O PND, que caminha em passos lentos desde 1998, atualmente tramita entre os ministérios da Cidadania e Educação. Após essa etapa, será analisado pela Casa Civil, que deverá encaminhar para o debate e aprovação do Legislativo. A previsão é de que isso ocorra ainda no segundo semestre de 2021.
“Outra iniciativa seria dar prosseguimento ao Sistema Nacional de Esportes, pois ele busca um entendimento do Esporte, “E” maiúsculo, e não apenas com o foco no alto rendimento”, aponta Rafael.
“Esse projeto também é fundamental, pois vai trazer as definições de competências que cabem aos municípios, estados e executivo, dentro das políticas para o Esporte.
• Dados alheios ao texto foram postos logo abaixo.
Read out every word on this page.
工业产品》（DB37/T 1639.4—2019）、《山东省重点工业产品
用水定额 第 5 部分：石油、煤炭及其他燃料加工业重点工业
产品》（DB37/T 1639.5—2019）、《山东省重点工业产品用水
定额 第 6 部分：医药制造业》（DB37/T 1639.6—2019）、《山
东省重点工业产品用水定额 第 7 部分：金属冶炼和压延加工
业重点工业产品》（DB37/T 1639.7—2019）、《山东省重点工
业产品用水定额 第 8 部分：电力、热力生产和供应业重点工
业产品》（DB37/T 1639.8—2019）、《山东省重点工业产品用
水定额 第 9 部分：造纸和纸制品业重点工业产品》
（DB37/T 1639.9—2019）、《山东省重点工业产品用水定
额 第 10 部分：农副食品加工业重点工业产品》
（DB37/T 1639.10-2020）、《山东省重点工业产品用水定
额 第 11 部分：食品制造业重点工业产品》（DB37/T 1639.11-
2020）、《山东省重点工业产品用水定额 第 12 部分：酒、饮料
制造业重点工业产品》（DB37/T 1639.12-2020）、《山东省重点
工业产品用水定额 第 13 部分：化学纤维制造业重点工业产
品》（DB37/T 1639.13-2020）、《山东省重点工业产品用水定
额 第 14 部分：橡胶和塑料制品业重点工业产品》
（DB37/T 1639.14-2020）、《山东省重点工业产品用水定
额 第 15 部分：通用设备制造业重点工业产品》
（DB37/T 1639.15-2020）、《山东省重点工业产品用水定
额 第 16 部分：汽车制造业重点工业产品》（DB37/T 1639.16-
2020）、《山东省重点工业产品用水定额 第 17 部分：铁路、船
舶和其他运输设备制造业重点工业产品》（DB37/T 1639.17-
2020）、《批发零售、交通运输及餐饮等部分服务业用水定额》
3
Com a ausência dele, o PND pode ser entendido como um primeiro elemento capaz de garantir a coordenação do setor”, avalia Rafael
Esse projeto chegou a ser debatido no âmbito do extinto Ministério dos Esportes, mas não chegou a se constituir enquanto Projeto de Lei.
Segundo Rafael, a retomada desses projetos – em diálogo com organizações e entidades que têm atuado em áreas em que o Estado se mostra ausente, é fundamental.
“Hoje, nós temos 64% das escolas de educação básica no país sem quadras poliesportivas. O que mostra um pouco do descaso ao Esporte que tem sido dado no país”, avalia.
O esporte de amanhã como reflexo do hoje
Quando se pensa em Olimpíadas, segundo Kátia, é preciso entender que o evento em si é só uma parte de um ciclo que envolve muitos anos.
“Então, eu espero com bastante expectativa ver como serão os desempenhos dos atletas nesses jogos de Tóquio, diante dessa nova realidade que é a ausência de recursos”, avalia.
"Além de pensar nessa geração que está chegando agora aos jogos, é preciso também pensar nas gerações que se preparam para os próximos jogos. E a redução do espaço do Esporte no governo federal, implica também na perda de oportunidades para esses novos talentos, que podem estar nos próximos jogos de 2024 e 2028”, conclui.